Por Humberto Werneck, no Observatório da Imprensa
Cada um dos que por lá passaram, e em 46 anos foram centenas, teve o seu Jornal da Tarde, e sobre ele poderia debulhar um mundo de impressões e lembranças. No caso do repórter esportivo Vital Battaglia, por exemplo, a experiência rendeu um livro, Ah! – Atestado de Óbito do Jornal da Tarde. A mim, bem mais modestamente, coube-me um período não muito longo – maio de 1970 a setembro de 1973 –, porém riquíssimo, em que vivi momentos cruciais de minha juventude e formação. Foi também um tempo de esplendor da lendária publicação paulistana, nascida em 4 de janeiro de 1966 e desaparecida, ao cabo de inglória agonia, em 31 de outubro de 2012.
Não sou apenas eu que digo: tenho sob os olhos uma declaração de Mino Carta, seu criador e primeiro editor-chefe, em 1986: a melhor fase se estendeu de 1969 a 1973, pois “é aí que o Jornal da Tarde se cristaliza”. Mino não puxava a brasa para suas fartas e invejáveis sardinhas, pois em janeiro de 1968 havia deixado a casa para criar a Veja.
Se está correta a sua avaliação, participei da melhor quadra de um desses raros jornais cuja existência a mais sucinta história dos avanços na imprensa brasileira não poderia ignorar. Do JT se falava, e não só em São Paulo, como algo revolucionário em termos de texto e design. Não se limitou a ser uma esplêndida costela do Jornal do Brasil, cujos experimentos, na década de 1950, ajudaram a desengravatar nossos diários. O JT levou adiante essa revolução, radicalizando o recurso ao espaço em branco e a um texto com pélvis cada vez mais solta. A palavra de ordem era o “texto leve”, porém substancioso, no qual emoção e humor eram bem-vindos. Não foi inovação pequena – a começar pela casa onde a nave-mãe, O Estado de S.Paulo, até então chamava gol de “ponto” e vereador de “edil”.

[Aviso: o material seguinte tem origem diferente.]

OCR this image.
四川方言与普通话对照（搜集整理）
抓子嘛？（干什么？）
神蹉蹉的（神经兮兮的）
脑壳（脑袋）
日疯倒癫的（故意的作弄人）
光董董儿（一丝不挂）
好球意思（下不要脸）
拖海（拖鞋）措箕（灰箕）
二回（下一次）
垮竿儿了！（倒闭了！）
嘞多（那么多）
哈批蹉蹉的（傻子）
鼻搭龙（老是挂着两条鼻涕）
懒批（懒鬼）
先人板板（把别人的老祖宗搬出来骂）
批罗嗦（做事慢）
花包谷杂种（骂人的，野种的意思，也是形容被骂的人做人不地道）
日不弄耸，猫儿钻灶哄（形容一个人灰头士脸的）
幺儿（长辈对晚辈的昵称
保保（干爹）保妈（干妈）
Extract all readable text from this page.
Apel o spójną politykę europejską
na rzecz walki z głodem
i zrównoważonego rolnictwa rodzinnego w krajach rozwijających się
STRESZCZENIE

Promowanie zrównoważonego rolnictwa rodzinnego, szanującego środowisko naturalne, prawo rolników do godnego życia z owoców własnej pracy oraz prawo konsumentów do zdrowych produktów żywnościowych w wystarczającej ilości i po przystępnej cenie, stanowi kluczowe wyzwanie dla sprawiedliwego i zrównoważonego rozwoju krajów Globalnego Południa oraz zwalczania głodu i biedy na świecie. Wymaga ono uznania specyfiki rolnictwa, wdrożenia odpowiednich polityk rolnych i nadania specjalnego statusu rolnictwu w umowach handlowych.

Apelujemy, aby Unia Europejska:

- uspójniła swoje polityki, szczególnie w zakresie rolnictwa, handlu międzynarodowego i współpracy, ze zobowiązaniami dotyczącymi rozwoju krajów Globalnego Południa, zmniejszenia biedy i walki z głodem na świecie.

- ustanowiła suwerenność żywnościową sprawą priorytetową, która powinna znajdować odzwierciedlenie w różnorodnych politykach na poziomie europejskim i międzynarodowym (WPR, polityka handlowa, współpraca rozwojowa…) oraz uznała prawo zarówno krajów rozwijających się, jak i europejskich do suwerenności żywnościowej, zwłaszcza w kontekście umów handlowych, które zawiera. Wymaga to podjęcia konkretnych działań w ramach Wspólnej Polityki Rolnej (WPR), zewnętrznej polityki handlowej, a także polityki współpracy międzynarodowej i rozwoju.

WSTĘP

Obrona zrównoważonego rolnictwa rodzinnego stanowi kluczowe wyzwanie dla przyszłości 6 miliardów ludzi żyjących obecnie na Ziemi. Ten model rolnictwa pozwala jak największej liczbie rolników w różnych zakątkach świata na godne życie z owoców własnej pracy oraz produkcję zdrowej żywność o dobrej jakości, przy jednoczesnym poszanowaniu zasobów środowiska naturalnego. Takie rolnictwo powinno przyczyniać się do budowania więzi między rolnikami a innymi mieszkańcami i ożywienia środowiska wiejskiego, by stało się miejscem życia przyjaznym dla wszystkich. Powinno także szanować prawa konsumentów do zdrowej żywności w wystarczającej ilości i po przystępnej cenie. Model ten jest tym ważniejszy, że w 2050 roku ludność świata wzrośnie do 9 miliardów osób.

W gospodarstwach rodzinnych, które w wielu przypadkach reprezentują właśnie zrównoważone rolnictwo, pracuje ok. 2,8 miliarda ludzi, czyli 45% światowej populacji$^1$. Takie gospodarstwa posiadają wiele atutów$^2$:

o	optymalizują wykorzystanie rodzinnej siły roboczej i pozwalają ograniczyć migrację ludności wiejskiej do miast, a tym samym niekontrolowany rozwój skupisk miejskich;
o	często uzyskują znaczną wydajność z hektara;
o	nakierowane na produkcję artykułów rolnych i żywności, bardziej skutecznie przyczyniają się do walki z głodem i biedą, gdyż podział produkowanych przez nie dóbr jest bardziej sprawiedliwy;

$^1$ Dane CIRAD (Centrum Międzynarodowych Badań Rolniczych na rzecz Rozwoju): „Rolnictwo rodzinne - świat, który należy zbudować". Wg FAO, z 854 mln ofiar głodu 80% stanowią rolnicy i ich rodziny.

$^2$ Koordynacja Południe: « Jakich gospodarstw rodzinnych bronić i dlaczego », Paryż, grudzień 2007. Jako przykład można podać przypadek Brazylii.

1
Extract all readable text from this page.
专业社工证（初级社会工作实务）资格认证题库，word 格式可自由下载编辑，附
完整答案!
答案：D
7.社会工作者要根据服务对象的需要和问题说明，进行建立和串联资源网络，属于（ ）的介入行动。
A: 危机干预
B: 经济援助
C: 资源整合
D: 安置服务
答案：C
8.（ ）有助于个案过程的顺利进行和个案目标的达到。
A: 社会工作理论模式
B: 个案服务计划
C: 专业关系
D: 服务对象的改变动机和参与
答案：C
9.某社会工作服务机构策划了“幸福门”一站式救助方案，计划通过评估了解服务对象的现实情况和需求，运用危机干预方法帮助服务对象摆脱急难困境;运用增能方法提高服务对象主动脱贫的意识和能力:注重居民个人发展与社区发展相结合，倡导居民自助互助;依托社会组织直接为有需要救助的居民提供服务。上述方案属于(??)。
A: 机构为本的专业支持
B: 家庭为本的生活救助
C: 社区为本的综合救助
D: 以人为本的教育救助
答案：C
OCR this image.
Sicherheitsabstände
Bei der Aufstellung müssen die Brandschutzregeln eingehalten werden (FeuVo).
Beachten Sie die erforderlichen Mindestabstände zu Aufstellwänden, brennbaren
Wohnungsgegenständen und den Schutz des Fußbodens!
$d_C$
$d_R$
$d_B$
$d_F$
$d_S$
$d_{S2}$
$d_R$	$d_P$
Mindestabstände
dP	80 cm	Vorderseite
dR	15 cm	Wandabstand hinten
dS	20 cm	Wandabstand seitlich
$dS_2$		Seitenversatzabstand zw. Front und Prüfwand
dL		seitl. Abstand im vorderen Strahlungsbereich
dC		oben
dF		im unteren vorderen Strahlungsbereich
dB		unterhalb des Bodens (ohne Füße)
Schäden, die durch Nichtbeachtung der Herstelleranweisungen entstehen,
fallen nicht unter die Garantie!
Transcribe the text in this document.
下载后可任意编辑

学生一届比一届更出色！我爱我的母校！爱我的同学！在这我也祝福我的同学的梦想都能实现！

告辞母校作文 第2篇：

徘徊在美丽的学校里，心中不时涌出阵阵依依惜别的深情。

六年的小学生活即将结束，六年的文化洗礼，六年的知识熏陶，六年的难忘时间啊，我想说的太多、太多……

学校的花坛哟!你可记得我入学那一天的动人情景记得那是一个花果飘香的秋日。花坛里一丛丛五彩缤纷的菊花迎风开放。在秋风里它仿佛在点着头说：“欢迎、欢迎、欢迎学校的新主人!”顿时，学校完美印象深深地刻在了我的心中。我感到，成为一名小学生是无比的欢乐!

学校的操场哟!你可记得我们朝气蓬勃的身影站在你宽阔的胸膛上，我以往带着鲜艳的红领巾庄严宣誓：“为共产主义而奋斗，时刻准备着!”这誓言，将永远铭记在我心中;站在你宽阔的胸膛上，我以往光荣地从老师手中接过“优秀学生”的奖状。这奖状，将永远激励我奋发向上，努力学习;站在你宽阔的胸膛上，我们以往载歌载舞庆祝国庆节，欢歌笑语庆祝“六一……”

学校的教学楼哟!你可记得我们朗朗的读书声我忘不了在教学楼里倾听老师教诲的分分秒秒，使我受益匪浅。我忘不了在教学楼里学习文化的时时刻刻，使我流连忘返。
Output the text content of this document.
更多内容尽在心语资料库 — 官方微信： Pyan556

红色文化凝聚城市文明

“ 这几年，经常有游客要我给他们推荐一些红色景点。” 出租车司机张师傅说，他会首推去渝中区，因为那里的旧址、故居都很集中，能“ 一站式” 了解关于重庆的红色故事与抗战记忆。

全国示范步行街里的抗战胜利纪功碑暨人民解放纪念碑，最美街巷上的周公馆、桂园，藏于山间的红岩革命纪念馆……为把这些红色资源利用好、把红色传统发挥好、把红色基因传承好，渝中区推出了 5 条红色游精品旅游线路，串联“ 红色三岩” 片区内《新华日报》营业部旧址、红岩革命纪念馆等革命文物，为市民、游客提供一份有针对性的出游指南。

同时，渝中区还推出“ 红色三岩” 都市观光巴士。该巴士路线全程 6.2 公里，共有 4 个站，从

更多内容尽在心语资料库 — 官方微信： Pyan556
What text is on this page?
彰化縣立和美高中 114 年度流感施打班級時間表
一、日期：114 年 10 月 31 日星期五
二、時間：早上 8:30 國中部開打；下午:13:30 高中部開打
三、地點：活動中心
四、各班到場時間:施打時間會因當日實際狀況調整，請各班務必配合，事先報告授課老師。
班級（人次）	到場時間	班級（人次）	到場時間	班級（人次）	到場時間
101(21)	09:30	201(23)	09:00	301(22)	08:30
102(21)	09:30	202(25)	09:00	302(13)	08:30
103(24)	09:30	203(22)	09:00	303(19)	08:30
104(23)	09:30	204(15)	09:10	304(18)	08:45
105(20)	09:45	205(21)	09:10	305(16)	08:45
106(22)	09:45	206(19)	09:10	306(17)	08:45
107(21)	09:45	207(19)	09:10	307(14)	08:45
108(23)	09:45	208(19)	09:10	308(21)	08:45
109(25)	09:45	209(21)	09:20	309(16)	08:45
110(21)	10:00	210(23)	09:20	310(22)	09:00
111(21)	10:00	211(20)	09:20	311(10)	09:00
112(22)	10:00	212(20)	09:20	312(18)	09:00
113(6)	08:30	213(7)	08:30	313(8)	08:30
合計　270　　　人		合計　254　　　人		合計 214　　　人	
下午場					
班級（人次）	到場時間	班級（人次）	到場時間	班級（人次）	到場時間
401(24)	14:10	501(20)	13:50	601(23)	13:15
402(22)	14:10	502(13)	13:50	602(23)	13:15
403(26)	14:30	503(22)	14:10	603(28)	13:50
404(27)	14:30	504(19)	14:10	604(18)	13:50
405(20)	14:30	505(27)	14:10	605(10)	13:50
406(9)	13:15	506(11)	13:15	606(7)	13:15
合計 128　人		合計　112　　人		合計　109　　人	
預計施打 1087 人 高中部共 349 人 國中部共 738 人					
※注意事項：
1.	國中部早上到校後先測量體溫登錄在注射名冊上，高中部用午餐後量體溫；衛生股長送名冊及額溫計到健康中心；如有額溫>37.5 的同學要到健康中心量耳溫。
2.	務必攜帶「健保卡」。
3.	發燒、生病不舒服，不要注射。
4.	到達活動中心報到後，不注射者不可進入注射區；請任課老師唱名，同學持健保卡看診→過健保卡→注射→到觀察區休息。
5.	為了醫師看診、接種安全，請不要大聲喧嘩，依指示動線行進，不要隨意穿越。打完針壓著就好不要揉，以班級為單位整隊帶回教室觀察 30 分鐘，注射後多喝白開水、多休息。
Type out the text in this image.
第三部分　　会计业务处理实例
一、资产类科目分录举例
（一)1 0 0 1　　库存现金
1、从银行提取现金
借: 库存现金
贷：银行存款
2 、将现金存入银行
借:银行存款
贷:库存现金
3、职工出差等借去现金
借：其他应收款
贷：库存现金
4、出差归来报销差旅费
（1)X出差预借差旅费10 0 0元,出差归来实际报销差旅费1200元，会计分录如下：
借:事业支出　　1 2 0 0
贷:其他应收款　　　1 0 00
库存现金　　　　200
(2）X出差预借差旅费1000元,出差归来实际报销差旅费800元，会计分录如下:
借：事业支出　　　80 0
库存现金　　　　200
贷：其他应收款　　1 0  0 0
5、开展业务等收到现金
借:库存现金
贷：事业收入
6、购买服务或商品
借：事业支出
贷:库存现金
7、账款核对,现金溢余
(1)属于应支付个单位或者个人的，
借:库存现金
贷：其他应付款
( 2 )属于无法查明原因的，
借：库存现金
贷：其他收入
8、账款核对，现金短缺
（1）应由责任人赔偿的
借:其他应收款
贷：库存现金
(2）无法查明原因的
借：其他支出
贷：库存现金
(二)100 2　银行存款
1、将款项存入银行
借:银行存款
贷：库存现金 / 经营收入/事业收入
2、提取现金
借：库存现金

Tente imaginar o impacto que terá causado a chegada de um bando de jovens no ambiente circunspecto da empresa da família Mesquita, instalada ainda no número 28 da pequena, feia e triste rua Major Quedinho, no Centro da cidade. A redação do JT foi montada no mesmo quinto andar onde funcionava a do Estadão. Ligando uma a outra, havia um corredor largo, em discreto arco, que os recém-chegados (quase todos na “gloriosa faixa etária situada entre os 25 e os 30 anos”, haverá de se lembrar um deles, Carmo Chagas) não tardaram a batizar de “túnel do tempo”.
De madrugada, com a redação do Estado deserta ou quase, armavam-se no corredor umas peladas com bolas de papel. Foi ali que o repórter Ramon Garcia, com a pelota nos pés, percebeu que alguém se aproximava por trás – e aplicou artístico “chapéu” em ninguém menos que Júlio de Mesquita Filho, o Dr. Julinho. O comandante máximo da S.A. O Estado de S. Paulo seguiu firme, sem passar recibo da finta – ao contrário do filho Ruy, que um dia se encaminhava para o elevador quando o repórter Eric Nepomuceno, sem dar pela presença do diretor do JT, ergueu uma perna e apertou o botão com o pé. “Boa forma, rapaz”, disse apenas o Dr. Ruy.
Também no “túnel do tempo”, um chute desferido pelo subeditor de reportagem Sandro Vaia (muito mais tarde, diretor de redação do Estado) quebrou a moldura de um retrato de Machado de Assis. Quando, em abril de 1968, uma bomba explodiu no saguão do edifício, os peritos arrolaram a moldura entre os danos causados pelo atentado direitista. Foi também Sandro quem, numa madrugada de 1969, tendo chegado à redação do JT a notícia da morte do poeta Guilherme de Almeida, correu ao relógio de ponto e bateu a saída do ilustre colaborador do Estado.